Why Executives Should Learn Design Thinking

Design thinking is a scientifically tested approach to problem solving that brings together three core elements critical to innovation: business needs, technological possibilities and the human element.

Design thinking is a problem-solving strategy that encourages the use of imagination, intuition and systemic reasoning to explore new possibilities for solutions. It’s also a lot more fun than a traditional brainstorming session, said Liz Glaser, director of integrated talent management for e-commerce solutions company Pitney Bowes; she teaches design thinking in its Early in Career high performers program.

In these workshops — and in many design thinking courses — participants are likely to find piles of colored pencils, play dough, toys and white boards covered in colorful drawings, and they are encouraged to use them all for inspiration. “Giving people the ability to be creative is how you find answers,” Glaser explained. “It’s a lot less confining than a traditional learning environment.”

Learn with Toys

Sham Desai, director of telesales and digital linkage at Pitney Bowes, completed the EIC course last year. He said at first he was surprised by the toys and coloring tools, but he later found them to surprisingly helpful. “A three-day course can be grueling, but having something simple to play with frees your mind to pay attention,” he explained. He has since applied the philosophy to his own team, providing them with colored pencils and pads of paper at every meeting. “It helps them stay engaged.”

A lot of the reasoning behind using these seemingly childish tools has to do with giving people permission to work visually and collaboratively without a predefined outcome, said Shelley Evenson, San Francisco-based managing director of organizational evolution at Fjord, a design and innovation consultancy acquired by Accenture in 2013. “When people are having fun, they think more broadly about solutions, which gets ideas flowing.”

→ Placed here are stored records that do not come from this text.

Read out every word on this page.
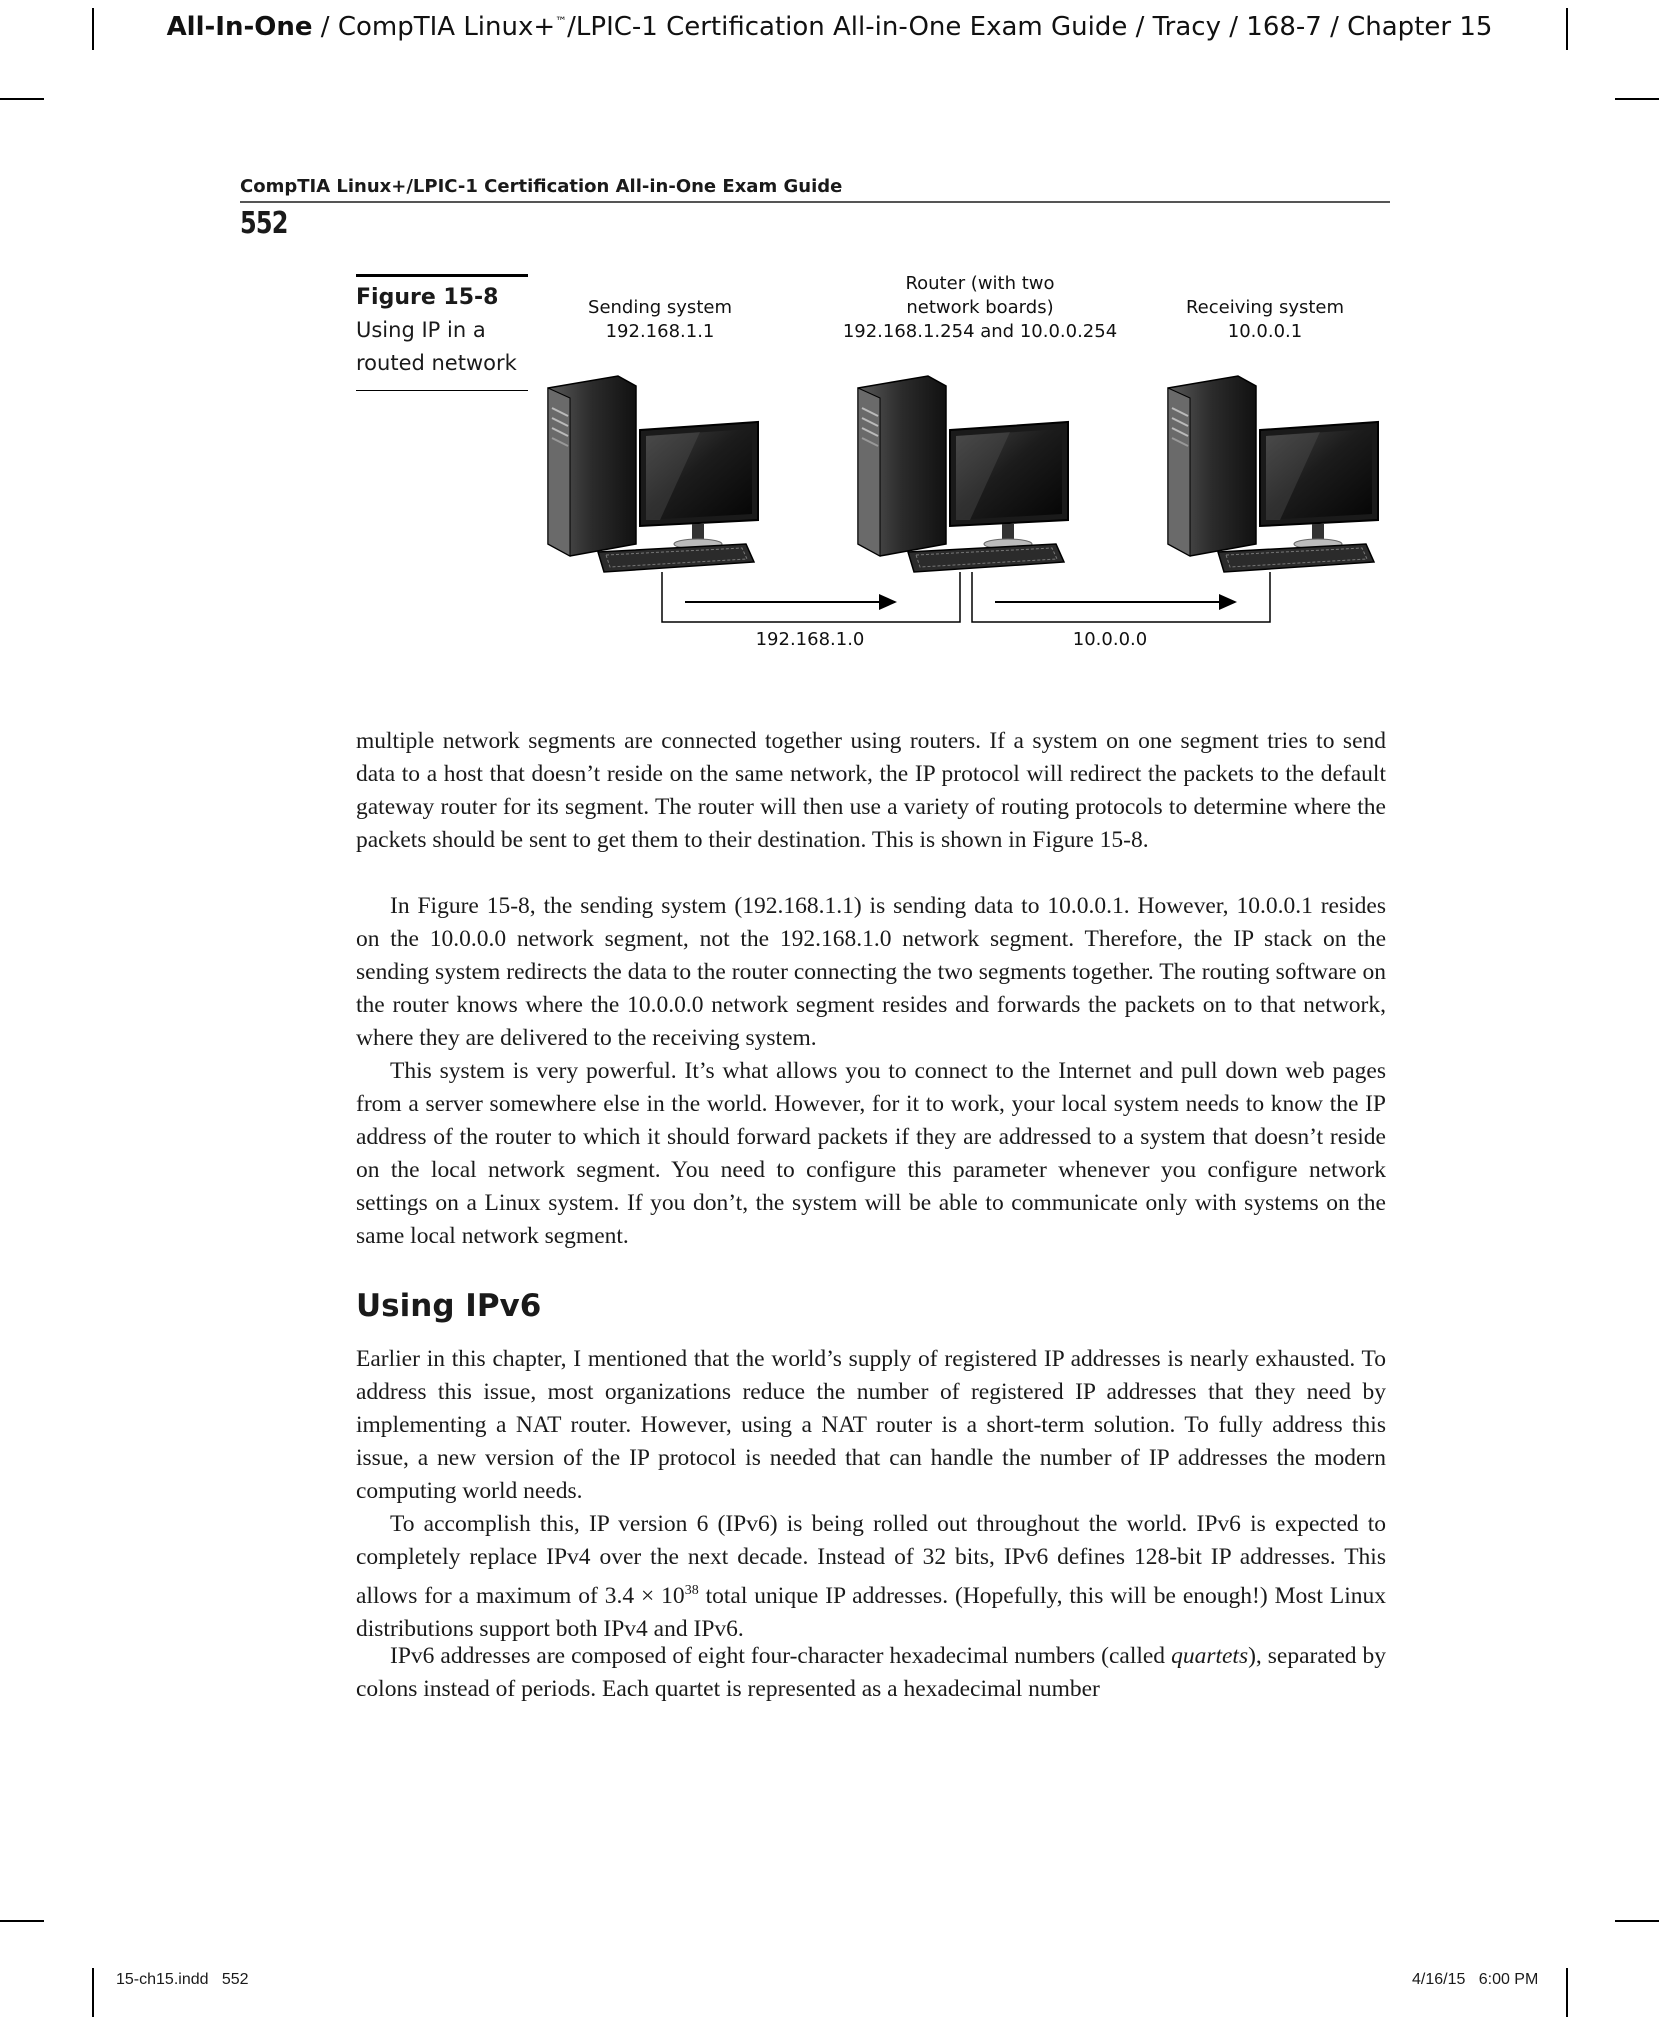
All-In-One / CompTIA Linux+™/LPIC-1 Certification All-in-One Exam Guide / Tracy / 168-7 / Chapter 15
CompTIA Linux+/LPIC-1 Certification All-in-One Exam Guide
552
Figure 15-8
Using IP in a routed network
Sending system
192.168.1.1
Router (with two
network boards)
192.168.1.254 and 10.0.0.254
Receiving system
10.0.0.1
192.168.1.0	10.0.0.0

multiple network segments are connected together using routers. If a system on one segment tries to send data to a host that doesn’t reside on the same network, the IP protocol will redirect the packets to the default gateway router for its segment. The router will then use a variety of routing protocols to determine where the packets should be sent to get them to their destination. This is shown in Figure 15-8.

In Figure 15-8, the sending system (192.168.1.1) is sending data to 10.0.0.1. However, 10.0.0.1 resides on the 10.0.0.0 network segment, not the 192.168.1.0 network segment. Therefore, the IP stack on the sending system redirects the data to the router connecting the two segments together. The routing software on the router knows where the 10.0.0.0 network segment resides and forwards the packets on to that network, where they are delivered to the receiving system.

This system is very powerful. It’s what allows you to connect to the Internet and pull down web pages from a server somewhere else in the world. However, for it to work, your local system needs to know the IP address of the router to which it should forward packets if they are addressed to a system that doesn’t reside on the local network segment. You need to configure this parameter whenever you configure network settings on a Linux system. If you don’t, the system will be able to communicate only with systems on the same local network segment.

Using IPv6

Earlier in this chapter, I mentioned that the world’s supply of registered IP addresses is nearly exhausted. To address this issue, most organizations reduce the number of registered IP addresses that they need by implementing a NAT router. However, using a NAT router is a short-term solution. To fully address this issue, a new version of the IP protocol is needed that can handle the number of IP addresses the modern computing world needs.

To accomplish this, IP version 6 (IPv6) is being rolled out throughout the world. IPv6 is expected to completely replace IPv4 over the next decade. Instead of 32 bits, IPv6 defines 128-bit IP addresses. This allows for a maximum of $3.4 \times 10^{38}$ total unique IP addresses. (Hopefully, this will be enough!) Most Linux distributions support both IPv4 and IPv6.

IPv6 addresses are composed of eight four-character hexadecimal numbers (called quartets), separated by colons instead of periods. Each quartet is represented as a hexadecimal number

15-ch15.indd   552	4/16/15   6:00 PM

Of course, design thinking is more than just fun and games. It is a scientifically tested approach to problem solving that brings together three core elements that are critical to innovation: business needs, technological possibilities and the human element, Evenson said. Her team is dedicated to teaching Accenture employees and clients how to master design thinking.

Combining all three facets — business, technology and human — is how you avoid coming up with innovations that only solve part of a problem, she said. “United Airlines is a great example. They had a solution (removing paying customers to accommodate traveling employees) that ignored the human need.”

Learn by Doing

It’s also helpful when learning occurs within the context of business needs, which is why Evenson’s team is more likely to participate in workshops and team meetings, where participants are trying to solve real-world problems, rather than hosting stand-alone learning sessions. “We want to foster learning by doing, and that happens naturally when teams are already working together on a goal,” she said. “We speed the process by embedding people onto these teams who know how to apply design thinking.”

While most of these design thinking workshops happen in face-to-face environments, it can be done with online technology — as long as there is a collaboration component, Evenson explained. “Design thinking is a team sport, so learning how to do it alone online isn’t likely.”

She points to a recent workshop with the Accenture HR team to envision how the group would enable a new performance achievement culture; it’s a dramatic shift in how the company provides career planning and feedback. To wrap their minds around how the new system would work across the global company, which has almost 400,000 employees, the group designed a blueprint.

The blueprint featured all of the dependent business units, technology systems and people involved in the performance achievement process to identify touchpoints and sketch out how they would integrate these otherwise siloed groups. “They had never been able to visualize it before,” Evenson said. “Now they have that blueprint in their limbic systems, and they can picture it every time they make a decision.”

Further, teaching employees design thinking in the context of a single project doesn’t just solve that one identified problem or project goal. By giving employees the tools to think more creatively, and guiding them on how they can immediately apply them on the job, those skills become embedded into the work flow, said Bryan Mattimore, co-founder for The Growth Engine Co., an innovation agency in Norwalk, Connecticut. “Once they see how it works, it spreads like a beneficial virus to the rest of the team.”